Stories like theirs are the reason gender rights activists remain sceptical about the rape and sexual offences statistics released on Friday.
These figures show a 6.5% reduction, or 2 092 fewer cases, of rape so far in 2016/17.
Northern Cape shows the biggest decrease at 14.8%, followed by Limpopo with a 12.9% decline.
While a reduction in crime statistics is usually celebrated, Fiona Nicholson, the trust’s programme director, is angered by the latest statistics.
“These figures are nothing but cr*p,” she said.
“I do not believe there has been a drop in the incidence of rape. If anything, these latest statistics show us that rape victims no longer have faith in the police and therefore see no need to report the matter to the police.”
Nicholson said there were two possible explanations behind these statistics: one was underreporting and the other was what she termed “police hiding rape cases in an effort to be rewarded for having lower rape stats”.
Masikhwa agreed. “Why else would the police not register the rape cases opened by Mojapelo and her housemates?” he asked.
Gender activist Lisa Vetten also dismissed the latest rape statistics as a distorted reflection of what was happening in society.

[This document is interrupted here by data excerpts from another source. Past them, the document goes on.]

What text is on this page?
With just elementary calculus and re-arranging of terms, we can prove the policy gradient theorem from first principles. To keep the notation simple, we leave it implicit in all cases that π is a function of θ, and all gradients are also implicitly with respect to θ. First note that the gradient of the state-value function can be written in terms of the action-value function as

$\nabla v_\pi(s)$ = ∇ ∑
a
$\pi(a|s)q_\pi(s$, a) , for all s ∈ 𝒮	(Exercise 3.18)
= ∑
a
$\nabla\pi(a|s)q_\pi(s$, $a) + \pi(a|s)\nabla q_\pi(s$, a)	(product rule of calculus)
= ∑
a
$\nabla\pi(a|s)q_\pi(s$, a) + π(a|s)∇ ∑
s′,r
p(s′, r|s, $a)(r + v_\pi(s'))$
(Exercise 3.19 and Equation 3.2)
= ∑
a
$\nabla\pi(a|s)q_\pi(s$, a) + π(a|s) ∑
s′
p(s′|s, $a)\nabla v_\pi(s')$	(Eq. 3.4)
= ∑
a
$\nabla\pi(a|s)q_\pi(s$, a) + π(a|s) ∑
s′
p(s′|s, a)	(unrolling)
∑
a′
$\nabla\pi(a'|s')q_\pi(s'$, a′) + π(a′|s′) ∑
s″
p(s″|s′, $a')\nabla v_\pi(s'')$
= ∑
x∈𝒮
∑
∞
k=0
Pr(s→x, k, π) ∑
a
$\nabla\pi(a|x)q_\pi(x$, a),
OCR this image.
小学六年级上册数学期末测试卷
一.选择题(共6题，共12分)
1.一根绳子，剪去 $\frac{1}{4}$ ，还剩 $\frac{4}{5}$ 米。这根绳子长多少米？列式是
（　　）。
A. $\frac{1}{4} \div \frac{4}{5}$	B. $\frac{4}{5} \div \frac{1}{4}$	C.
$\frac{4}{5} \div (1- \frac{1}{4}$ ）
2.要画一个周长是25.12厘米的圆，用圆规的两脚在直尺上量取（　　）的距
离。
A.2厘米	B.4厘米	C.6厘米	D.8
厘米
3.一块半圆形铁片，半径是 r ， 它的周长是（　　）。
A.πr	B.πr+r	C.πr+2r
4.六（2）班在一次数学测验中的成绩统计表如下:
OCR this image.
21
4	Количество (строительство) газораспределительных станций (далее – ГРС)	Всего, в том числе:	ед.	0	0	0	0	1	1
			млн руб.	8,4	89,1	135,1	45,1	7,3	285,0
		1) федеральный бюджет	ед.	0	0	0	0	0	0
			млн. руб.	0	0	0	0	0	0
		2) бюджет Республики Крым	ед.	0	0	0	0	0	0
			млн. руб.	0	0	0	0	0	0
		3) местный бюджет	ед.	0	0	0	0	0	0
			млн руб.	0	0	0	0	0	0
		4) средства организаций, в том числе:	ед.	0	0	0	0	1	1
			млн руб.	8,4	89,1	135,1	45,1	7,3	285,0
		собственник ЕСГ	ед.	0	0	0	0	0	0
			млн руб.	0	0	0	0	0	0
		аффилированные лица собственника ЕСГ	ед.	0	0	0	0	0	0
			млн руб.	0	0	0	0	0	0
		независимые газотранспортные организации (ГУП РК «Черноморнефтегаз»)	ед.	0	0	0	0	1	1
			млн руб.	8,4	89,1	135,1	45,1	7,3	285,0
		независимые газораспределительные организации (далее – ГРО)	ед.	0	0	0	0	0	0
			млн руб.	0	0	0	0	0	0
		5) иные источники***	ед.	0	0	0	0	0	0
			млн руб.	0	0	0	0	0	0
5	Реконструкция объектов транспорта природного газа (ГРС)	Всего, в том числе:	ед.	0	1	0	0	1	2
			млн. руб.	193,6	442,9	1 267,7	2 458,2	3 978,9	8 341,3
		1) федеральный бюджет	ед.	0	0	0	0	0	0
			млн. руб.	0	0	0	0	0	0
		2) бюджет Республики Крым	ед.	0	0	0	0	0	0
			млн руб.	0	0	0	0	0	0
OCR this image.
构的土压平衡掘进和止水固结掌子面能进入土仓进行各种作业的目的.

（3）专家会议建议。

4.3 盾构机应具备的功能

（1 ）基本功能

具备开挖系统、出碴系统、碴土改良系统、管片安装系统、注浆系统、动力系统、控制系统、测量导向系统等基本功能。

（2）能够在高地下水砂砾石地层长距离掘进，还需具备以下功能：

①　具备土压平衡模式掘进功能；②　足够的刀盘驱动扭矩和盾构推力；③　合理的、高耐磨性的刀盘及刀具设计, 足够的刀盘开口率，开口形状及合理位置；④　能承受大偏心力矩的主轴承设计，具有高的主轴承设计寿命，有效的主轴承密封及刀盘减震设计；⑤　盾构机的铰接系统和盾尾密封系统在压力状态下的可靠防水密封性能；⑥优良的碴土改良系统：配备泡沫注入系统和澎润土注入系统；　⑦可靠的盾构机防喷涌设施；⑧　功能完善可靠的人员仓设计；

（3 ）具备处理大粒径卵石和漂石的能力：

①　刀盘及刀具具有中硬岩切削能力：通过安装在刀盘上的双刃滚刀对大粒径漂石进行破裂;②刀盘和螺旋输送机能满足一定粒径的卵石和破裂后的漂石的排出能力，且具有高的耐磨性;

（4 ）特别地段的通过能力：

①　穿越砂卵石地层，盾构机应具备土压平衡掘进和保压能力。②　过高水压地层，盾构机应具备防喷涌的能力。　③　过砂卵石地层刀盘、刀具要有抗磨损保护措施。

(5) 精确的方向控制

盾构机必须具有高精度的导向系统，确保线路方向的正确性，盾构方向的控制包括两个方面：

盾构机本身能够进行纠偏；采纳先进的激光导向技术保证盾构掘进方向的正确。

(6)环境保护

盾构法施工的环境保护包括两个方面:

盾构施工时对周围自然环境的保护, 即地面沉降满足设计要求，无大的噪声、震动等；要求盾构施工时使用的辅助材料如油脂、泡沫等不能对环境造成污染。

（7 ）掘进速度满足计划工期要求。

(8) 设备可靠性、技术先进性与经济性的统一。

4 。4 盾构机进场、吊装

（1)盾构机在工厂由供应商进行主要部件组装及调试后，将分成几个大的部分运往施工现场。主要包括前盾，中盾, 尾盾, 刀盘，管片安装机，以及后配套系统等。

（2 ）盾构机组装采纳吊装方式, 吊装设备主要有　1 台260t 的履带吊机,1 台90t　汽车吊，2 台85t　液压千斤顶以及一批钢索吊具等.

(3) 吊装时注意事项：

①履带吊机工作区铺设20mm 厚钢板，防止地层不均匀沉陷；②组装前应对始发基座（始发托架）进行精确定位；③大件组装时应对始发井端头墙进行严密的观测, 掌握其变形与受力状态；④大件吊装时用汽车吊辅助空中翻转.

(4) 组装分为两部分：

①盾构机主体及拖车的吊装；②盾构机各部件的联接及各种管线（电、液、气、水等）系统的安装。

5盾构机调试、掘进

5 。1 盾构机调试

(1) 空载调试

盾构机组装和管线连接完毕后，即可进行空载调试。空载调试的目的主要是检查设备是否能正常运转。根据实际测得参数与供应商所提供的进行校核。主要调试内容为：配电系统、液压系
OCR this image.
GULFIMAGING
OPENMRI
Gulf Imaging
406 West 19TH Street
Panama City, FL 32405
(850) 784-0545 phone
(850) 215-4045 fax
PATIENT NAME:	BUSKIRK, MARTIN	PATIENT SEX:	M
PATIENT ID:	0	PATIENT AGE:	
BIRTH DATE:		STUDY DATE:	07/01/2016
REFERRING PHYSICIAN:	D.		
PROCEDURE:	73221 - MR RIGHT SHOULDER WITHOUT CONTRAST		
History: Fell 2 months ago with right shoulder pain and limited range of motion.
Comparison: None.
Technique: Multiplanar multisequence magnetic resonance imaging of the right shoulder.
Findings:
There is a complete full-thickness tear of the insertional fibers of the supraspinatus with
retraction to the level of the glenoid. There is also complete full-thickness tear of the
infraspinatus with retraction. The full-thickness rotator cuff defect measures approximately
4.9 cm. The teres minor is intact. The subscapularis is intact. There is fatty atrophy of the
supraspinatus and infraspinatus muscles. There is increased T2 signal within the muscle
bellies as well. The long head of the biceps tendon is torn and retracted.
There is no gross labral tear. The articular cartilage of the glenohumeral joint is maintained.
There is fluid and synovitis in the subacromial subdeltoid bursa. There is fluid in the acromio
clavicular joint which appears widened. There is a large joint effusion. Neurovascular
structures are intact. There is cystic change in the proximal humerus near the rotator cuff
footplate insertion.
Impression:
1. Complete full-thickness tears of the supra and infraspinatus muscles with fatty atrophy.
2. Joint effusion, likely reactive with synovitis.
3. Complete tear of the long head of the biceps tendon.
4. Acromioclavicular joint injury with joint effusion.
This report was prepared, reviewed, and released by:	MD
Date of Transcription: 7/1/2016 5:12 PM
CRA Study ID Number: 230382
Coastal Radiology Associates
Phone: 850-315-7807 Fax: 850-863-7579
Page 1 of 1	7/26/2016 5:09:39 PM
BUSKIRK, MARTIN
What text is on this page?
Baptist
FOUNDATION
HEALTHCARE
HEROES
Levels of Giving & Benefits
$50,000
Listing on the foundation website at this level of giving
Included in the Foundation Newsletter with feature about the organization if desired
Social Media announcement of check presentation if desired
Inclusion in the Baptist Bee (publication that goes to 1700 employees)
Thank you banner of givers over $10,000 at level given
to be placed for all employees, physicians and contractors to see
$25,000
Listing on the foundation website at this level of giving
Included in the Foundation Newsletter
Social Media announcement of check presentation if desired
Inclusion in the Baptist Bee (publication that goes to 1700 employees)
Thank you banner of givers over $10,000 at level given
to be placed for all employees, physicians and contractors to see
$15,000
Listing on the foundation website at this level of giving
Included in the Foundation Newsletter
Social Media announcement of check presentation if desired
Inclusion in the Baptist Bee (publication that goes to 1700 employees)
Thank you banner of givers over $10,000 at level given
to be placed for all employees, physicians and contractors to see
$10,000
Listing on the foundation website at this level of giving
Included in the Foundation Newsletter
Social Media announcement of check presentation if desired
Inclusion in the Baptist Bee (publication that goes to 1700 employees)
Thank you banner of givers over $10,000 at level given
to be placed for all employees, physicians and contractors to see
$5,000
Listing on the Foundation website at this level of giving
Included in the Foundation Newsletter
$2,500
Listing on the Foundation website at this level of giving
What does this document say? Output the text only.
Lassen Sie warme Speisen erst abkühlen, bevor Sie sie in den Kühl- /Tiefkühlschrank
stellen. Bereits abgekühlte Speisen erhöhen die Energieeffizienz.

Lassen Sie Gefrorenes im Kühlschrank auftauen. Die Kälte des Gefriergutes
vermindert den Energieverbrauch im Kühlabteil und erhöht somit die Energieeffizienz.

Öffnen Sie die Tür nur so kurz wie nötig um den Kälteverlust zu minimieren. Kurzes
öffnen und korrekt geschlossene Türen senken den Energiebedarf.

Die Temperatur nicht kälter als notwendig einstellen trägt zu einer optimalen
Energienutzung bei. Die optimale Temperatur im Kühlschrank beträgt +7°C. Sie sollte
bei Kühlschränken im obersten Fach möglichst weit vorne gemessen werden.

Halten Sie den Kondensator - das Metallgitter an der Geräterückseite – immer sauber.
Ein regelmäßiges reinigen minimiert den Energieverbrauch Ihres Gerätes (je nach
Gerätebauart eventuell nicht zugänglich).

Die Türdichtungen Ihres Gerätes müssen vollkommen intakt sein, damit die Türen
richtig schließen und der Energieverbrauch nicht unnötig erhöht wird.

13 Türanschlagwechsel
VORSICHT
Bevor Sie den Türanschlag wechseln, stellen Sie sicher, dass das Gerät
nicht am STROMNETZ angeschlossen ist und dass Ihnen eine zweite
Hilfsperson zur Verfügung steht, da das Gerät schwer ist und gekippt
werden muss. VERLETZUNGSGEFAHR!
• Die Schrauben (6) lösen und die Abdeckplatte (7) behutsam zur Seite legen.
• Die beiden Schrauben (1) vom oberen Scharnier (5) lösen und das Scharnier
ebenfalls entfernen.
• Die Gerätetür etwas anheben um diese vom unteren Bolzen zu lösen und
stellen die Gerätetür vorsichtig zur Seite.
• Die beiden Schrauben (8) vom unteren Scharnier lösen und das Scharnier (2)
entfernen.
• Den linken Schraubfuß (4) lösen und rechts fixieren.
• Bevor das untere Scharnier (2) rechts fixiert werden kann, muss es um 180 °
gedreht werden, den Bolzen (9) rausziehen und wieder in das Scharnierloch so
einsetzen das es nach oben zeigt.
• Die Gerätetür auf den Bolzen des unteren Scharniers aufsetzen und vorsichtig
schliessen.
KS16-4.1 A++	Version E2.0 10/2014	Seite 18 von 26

“The police must make a distinction between a decrease in the reporting of rape and a decrease in the incidence of rape,” she said.
“I am deeply troubled by how the police see a drop in rape statistics as an achievement, because it is more of a blemish on them.
"We know that one in nine women report rape, so if reported cases are dropping, it means that more women are choosing to suffer in silence because they have lost faith in the legal system.”
In the 2015/16 Victims of Crime Survey, released last month, Stats SA found that South Africans had generally lost faith in the police’s ability to combat and solve crimes.
Findings showed that the level of satisfaction with police declined from 64.2% in 2011 to 58.8% in 2015/16.